Locals cannot afford to wait. In 2013 they began charging visitors €1.50 (about $1.67) to enter the village, helping it to raise maintenance funds. Pagliara says about 43,000 people visited in August, with tour guides running day trips from Rome. And in early September, Lazio president Zangaretti told reporters that the region was investing €1.2 million (about $1.34 million) to protect the village against landslides, which she said “threatens its very survival.” In the meantime, Pagliara describes it as “a ghost town in the middle of nowhere.”

Italy’s ‘ghost’ villages for sale

In that, Civita di Bagnoregio is far from unique. Italy has a dizzying 20,000 or so ghost villages, whose inhabitants have steadily upped and left over the centuries, driven out by the lack of water and electricity, or by earthquakes and floods—as well by a large exodus of émigrés to the U.S. during the last century. Add to that Italy’s low birth rate, along with people, especially youths, tendency to move to urban areas to work or study. Left behind are countless gems, villages whose stone houses, tiny cafés and 13th-century churches capture the finest artisanry of a bygone Italy.

With the country still emerging from recession and the European economic crisis, officials are hunting for a fresh infusion of people—foreigners in search of Italian vacation homes, or those keen to reconnect with their Italian ancestry—to take over crumbling old houses and breathe life into their communities.
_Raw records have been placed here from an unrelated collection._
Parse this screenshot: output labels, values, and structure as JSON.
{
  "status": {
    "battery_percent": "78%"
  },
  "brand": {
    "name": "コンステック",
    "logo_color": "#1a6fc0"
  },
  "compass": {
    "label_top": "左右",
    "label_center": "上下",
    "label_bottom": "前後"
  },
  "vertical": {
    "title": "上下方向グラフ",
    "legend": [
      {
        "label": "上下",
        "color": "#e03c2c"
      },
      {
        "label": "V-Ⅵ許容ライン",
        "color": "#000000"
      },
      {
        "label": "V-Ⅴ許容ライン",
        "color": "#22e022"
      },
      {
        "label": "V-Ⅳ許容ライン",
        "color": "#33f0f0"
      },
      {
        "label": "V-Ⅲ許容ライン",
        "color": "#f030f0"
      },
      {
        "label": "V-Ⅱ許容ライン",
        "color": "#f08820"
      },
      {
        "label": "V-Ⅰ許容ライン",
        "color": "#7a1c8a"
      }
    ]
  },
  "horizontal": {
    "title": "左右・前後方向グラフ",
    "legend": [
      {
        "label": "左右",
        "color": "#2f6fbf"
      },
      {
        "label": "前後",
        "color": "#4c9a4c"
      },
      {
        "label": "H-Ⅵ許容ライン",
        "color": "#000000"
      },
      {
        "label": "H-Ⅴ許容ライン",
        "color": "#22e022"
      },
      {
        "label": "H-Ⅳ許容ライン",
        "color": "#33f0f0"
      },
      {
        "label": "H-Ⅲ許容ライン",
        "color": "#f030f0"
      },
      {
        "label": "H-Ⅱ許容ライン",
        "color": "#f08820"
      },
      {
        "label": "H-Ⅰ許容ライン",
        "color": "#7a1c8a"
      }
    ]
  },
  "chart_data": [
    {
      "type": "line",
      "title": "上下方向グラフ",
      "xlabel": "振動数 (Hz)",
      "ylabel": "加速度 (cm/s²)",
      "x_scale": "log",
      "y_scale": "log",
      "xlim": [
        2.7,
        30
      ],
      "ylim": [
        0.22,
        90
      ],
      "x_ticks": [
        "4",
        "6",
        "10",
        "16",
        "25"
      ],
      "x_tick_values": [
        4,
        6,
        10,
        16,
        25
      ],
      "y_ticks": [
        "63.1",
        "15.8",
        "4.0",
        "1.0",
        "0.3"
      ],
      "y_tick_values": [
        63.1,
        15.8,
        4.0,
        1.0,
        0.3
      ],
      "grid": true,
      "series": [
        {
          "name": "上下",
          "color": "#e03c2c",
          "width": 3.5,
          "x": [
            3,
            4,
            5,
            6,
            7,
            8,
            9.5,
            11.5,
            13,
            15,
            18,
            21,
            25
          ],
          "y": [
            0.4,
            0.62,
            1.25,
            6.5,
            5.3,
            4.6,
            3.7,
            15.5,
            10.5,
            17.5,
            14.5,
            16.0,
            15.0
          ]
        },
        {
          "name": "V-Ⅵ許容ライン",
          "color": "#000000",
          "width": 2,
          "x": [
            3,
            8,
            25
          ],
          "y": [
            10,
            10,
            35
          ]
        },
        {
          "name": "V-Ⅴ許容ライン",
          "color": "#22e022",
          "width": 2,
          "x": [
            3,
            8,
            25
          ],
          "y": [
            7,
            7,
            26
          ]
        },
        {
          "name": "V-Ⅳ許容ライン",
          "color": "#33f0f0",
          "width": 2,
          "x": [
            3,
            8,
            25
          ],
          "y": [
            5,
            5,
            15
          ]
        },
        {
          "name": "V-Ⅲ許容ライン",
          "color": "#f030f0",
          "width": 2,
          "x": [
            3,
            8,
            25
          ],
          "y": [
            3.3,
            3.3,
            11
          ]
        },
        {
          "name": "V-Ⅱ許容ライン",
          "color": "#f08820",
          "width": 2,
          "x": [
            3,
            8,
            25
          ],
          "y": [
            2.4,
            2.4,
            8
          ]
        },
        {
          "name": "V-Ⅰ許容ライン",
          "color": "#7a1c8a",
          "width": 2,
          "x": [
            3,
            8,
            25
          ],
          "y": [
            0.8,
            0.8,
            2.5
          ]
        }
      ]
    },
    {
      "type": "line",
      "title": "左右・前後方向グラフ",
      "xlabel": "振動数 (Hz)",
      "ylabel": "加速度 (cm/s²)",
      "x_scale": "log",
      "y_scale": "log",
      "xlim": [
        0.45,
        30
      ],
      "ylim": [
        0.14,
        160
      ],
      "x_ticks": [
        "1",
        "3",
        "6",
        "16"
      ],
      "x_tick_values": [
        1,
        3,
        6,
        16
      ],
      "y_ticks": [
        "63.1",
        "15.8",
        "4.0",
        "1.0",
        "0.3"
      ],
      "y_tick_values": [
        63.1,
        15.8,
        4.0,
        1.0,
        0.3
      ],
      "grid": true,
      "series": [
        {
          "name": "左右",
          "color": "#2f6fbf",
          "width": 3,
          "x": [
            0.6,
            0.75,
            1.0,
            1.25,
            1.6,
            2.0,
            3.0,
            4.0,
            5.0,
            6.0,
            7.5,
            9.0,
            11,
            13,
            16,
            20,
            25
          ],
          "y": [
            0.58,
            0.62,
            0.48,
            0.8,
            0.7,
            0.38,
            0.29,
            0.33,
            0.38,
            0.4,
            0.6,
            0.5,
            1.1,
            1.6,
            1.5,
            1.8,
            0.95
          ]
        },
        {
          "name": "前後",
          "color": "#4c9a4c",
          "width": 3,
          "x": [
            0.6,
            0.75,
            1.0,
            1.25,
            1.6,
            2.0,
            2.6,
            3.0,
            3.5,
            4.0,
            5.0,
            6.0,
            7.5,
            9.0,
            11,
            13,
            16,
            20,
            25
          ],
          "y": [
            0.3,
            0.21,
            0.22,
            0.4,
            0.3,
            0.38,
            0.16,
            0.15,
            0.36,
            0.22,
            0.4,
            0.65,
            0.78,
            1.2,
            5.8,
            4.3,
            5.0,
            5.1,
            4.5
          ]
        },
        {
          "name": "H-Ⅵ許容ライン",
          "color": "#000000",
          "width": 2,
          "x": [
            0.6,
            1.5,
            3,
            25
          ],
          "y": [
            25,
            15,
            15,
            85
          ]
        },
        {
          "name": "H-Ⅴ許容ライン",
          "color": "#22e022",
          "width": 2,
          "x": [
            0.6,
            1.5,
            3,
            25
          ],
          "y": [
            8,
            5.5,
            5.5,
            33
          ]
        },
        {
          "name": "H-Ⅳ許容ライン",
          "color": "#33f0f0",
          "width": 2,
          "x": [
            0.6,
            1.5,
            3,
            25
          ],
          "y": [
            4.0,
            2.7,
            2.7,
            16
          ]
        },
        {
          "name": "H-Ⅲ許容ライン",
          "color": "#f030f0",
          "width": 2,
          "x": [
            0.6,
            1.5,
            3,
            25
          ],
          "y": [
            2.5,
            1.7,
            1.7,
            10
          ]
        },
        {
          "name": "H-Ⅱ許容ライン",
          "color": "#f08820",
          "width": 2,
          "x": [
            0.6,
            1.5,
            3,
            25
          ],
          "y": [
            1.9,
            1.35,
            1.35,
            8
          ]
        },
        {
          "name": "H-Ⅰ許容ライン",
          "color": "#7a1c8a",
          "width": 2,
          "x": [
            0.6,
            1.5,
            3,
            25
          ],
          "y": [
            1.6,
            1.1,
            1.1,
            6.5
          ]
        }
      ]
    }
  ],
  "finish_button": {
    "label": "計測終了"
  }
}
The price? Close to free. Take, for example, Gangi, a Sicilian village whose population has halved to 7,000 over the past 60 years. Earlier this year Gangi’s officials put several houses on the market for €1 each—less than a cup of coffee in a café in Rome. The offer came with the condition that buyers repair the houses within four years.

 

The footbridge that leads to Civita di Bagnoregio, (Nadia Shira Cohen/The New York Times)

Mixed response

One would-be buyer from Australia told a journalist that when she arrived in Gangi she discovered that the houses available “were all terrible and needed to be knocked down and rebuilt,” and that permits for renovating one of the houses cost about $17,000. For those who prefer to avoid the headaches of an extreme fixer-upper, habitable houses in Gangi are on offer for prices that seem ludicrously low by European standards. This month’s listings include a four-bedroom house for €75,000, with”panoramic views” of the Sicilian countryside from its two balconies, according to the realtor’s listing.

Indeed, there is plenty of choice all over Italy—and if you want the whole village, that is possible too.

In 2012 a Medieval village in Tuscany put itself on sale on eBay for €2.5 million (about $3 million at the time), offering all 25 of its stone houses and eight acres of grazing land. And last year, the good folk of Borgata Calsazio, a village set in the foothills of the Gran Paradiso mountain in the Italian Alps auctioned its 14 houses on eBay too, for a piddling €245,000 (about $268,000). Under the category “condition” in the eBay listing, the sellers describe the village—with great understatement—as “used.”

Competing with Alpine peaks and Tuscan scenery will not be easy for the handful of people still living in Civita di Bagnoregio. The town’s celebrity survival campaign has not yet assured it a future. “In the last year some people have come from abroad to buy some houses,” says the local tourist official Pagliara. “Houses are easy to find,” he says. “But of course, they are in bad condition.”